Nada Gordon relates a comment made about my father's death to the death of Robert Creeley. please excuse the smell of self advertisement here. Nada's words are apt, and that's why I write this. death is natural, as she writes. which is the crazy part about the Schiavo tug of war. in the Christian view of her proponents, Jesus' loving embrace awaits. yet the defense of her life is timor mortis. the sad thing is that stiff impervious sesne of fundament. but death is natural! we meet something unimaginable in death as well. just before my father died I sent to my brothers a picture I took around Christmastime. a lucky, lovely shot of my father sitting at the table. he looked with it, with the firm qualities I remember still apparent. the person lost in time, that was not the only father I had, tho at the end that is mostly what one saw. he's not to be at this table anymore, except as we might bring his image back in conversation. it's hard to wrap around that at times, as natural as his dying was. and Robert Creeley's gone?
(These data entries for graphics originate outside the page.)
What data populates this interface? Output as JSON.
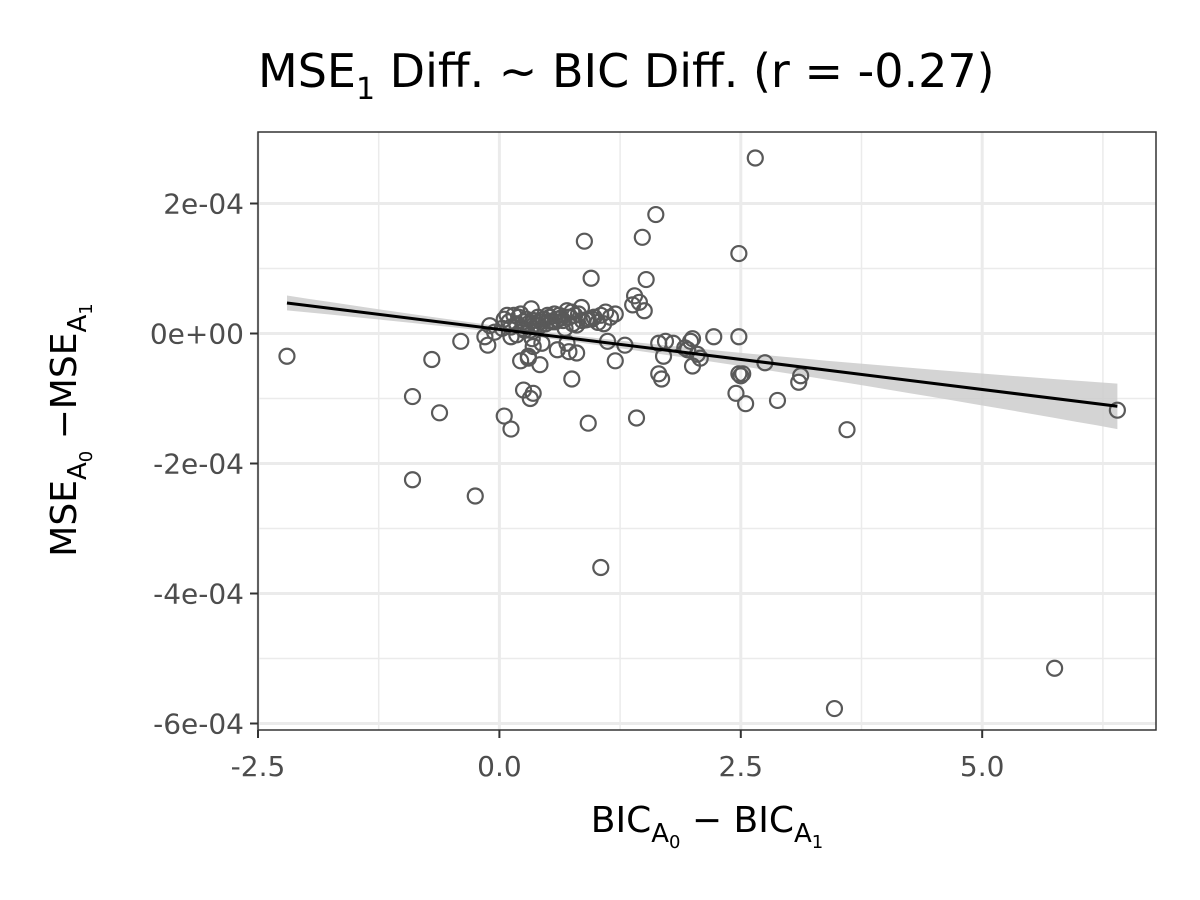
{
  "chart_data": {
    "type": "scatter",
    "title": {
      "main": "MSE",
      "main_sub": "1",
      "rest": " Diff. ~ BIC Diff. (r = -0.27)"
    },
    "xlabel": {
      "a": "BIC",
      "a_sub": "A",
      "a_subsub": "0",
      "op": " − ",
      "b": "BIC",
      "b_sub": "A",
      "b_subsub": "1"
    },
    "ylabel": {
      "a": "MSE",
      "a_sub": "A",
      "a_subsub": "0",
      "op": " −",
      "b": "MSE",
      "b_sub": "A",
      "b_subsub": "1"
    },
    "xlim": [
      -2.5,
      6.8
    ],
    "ylim": [
      -0.00061,
      0.00031
    ],
    "x_ticks": [
      {
        "value": -2.5,
        "label": "-2.5"
      },
      {
        "value": 0.0,
        "label": "0.0"
      },
      {
        "value": 2.5,
        "label": "2.5"
      },
      {
        "value": 5.0,
        "label": "5.0"
      }
    ],
    "x_minor": [
      -1.25,
      1.25,
      3.75,
      6.25
    ],
    "y_ticks": [
      {
        "value": 0.0002,
        "label": "2e-04"
      },
      {
        "value": 0.0,
        "label": "0e+00"
      },
      {
        "value": -0.0002,
        "label": "-2e-04"
      },
      {
        "value": -0.0004,
        "label": "-4e-04"
      },
      {
        "value": -0.0006,
        "label": "-6e-04"
      }
    ],
    "y_minor": [
      0.0001,
      -0.0001,
      -0.0003,
      -0.0005
    ],
    "grid": true,
    "colors": {
      "points": "#595959",
      "line": "#000000",
      "band": "#cccccc",
      "grid": "#ebebeb",
      "panel_border": "#333333"
    },
    "regression": {
      "x": [
        -2.2,
        6.4
      ],
      "y": [
        4.7e-05,
        -0.000112
      ],
      "band_upper": [
        5.8e-05,
        -7.7e-05
      ],
      "band_lower": [
        3.5e-05,
        -0.000147
      ]
    },
    "points": {
      "x": [
        2.65,
        1.62,
        0.88,
        1.48,
        2.48,
        0.95,
        1.52,
        1.4,
        1.45,
        1.38,
        1.5,
        1.2,
        1.1,
        1.05,
        0.98,
        0.92,
        0.85,
        0.82,
        0.78,
        0.75,
        0.72,
        0.7,
        0.66,
        0.62,
        0.6,
        0.57,
        0.55,
        0.52,
        0.5,
        0.48,
        0.46,
        0.43,
        0.4,
        0.38,
        0.35,
        0.33,
        0.3,
        0.28,
        0.25,
        0.22,
        0.2,
        0.18,
        0.15,
        0.12,
        0.1,
        0.08,
        0.05,
        0.03,
        0.32,
        0.42,
        0.58,
        0.68,
        0.76,
        0.86,
        0.96,
        1.08,
        1.15,
        0.24,
        0.36,
        0.54,
        0.64,
        0.8,
        0.9,
        1.02,
        -0.05,
        -0.1,
        0.12,
        0.18,
        0.26,
        0.34,
        0.44,
        -0.4,
        -0.15,
        -0.12,
        0.35,
        0.3,
        0.42,
        0.22,
        0.3,
        0.6,
        0.72,
        0.8,
        0.7,
        1.2,
        1.12,
        1.3,
        1.65,
        1.7,
        1.8,
        1.95,
        2.0,
        1.98,
        1.92,
        2.05,
        2.22,
        2.48,
        2.52,
        2.5,
        2.48,
        1.68,
        1.65,
        1.72,
        2.0,
        2.08,
        2.75,
        3.12,
        3.1,
        -2.2,
        -0.7,
        -0.9,
        -0.62,
        -0.9,
        -0.25,
        0.05,
        0.12,
        0.25,
        0.35,
        0.32,
        0.75,
        0.92,
        1.42,
        1.05,
        2.45,
        2.55,
        2.88,
        3.6,
        3.47,
        5.75,
        6.4
      ],
      "y": [
        0.00027,
        0.000183,
        0.000142,
        0.000148,
        0.000123,
        8.5e-05,
        8.3e-05,
        5.8e-05,
        4.8e-05,
        4.4e-05,
        3.5e-05,
        3e-05,
        3.3e-05,
        2.8e-05,
        2.5e-05,
        2.2e-05,
        4e-05,
        3e-05,
        2.8e-05,
        3.3e-05,
        2.5e-05,
        3.5e-05,
        2e-05,
        2.8e-05,
        2.2e-05,
        3e-05,
        1.8e-05,
        2.5e-05,
        2.8e-05,
        1.5e-05,
        2.2e-05,
        1.8e-05,
        2.5e-05,
        1.2e-05,
        2e-05,
        3.8e-05,
        1.5e-05,
        2.2e-05,
        1.8e-05,
        3e-05,
        2.5e-05,
        1.5e-05,
        2.8e-05,
        1e-05,
        1.8e-05,
        2.8e-05,
        2.2e-05,
        8e-06,
        5e-06,
        1.2e-05,
        1.8e-05,
        8e-06,
        1.5e-05,
        2e-05,
        2.2e-05,
        1.5e-05,
        2.5e-05,
        8e-06,
        1.4e-05,
        1.9e-05,
        2.4e-05,
        1.3e-05,
        2.1e-05,
        1.7e-05,
        2e-06,
        1.2e-05,
        -5e-06,
        -2e-06,
        5e-06,
        -8e-06,
        -1.5e-05,
        -1.2e-05,
        -5e-06,
        -1.8e-05,
        -2e-05,
        -3.5e-05,
        -4.8e-05,
        -4.2e-05,
        -3.8e-05,
        -2.5e-05,
        -2.8e-05,
        -3e-05,
        -1.5e-05,
        -4.2e-05,
        -1.2e-05,
        -1.8e-05,
        -1.5e-05,
        -3.5e-05,
        -1.5e-05,
        -2.5e-05,
        -8e-06,
        -1.2e-05,
        -2.2e-05,
        -3.2e-05,
        -5e-06,
        -5e-06,
        -6.2e-05,
        -6.5e-05,
        -6.2e-05,
        -7e-05,
        -6.2e-05,
        -1.2e-05,
        -5e-05,
        -3.8e-05,
        -4.5e-05,
        -6.5e-05,
        -7.5e-05,
        -3.5e-05,
        -4e-05,
        -9.7e-05,
        -0.000122,
        -0.000225,
        -0.00025,
        -0.000127,
        -0.000147,
        -8.7e-05,
        -9.2e-05,
        -0.0001,
        -7e-05,
        -0.000138,
        -0.00013,
        -0.00036,
        -9.2e-05,
        -0.000108,
        -0.000103,
        -0.000148,
        -0.000577,
        -0.000515,
        -0.000118
      ]
    }
  }
}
I've related my brief meeting with Creeley. it was just a moment, and I've offered it as a humble humourous glimpse, of me as well as him. some of Creeley's work has taught me keen lessons, some has angered me that I cannot fathom its reputed import or beauty, some has bored me. he did his work, and I did my work trying to engage it. there is no loss for me with his death, as his writing, all I really knew of him, remains. the influence of his writing resides in me, I couldn't eradicate that if I tried. what I can carry of Creeley is right here. I shan't hear again how my father met and talked with Benny Goodman and Glenn Miller at a Gene Krupa show. what I carry of my father is right here. I sound like someone who can't get past the news, but that's not so. I'm just trying to see the spectrum, and how the spectrum merges into white.

Tuesday, March 29, 2005

nice to see Ron what's his name mention Susan Schultz. I enjoy her poetry a lot and the stuff Tinfish puts out is wonderful, highly recommended. the design of Tinfish work is always frisky and fun. Beth and I met her and her husband and son a couple years ago. the boy, whose name is on the tip of my tongue, was sweet and happy, very into baseball. he and Erin played Pokemon together. I have so few author stories. I hope she is suitably mortified that Mark Magwire (jeez I can't remember how to spell his name) kinda embarassed himself while visiting some friends in Washington. Susan is a Cards fan. the Cards are the team that didn't quite beat the Red Sox in the last World Series.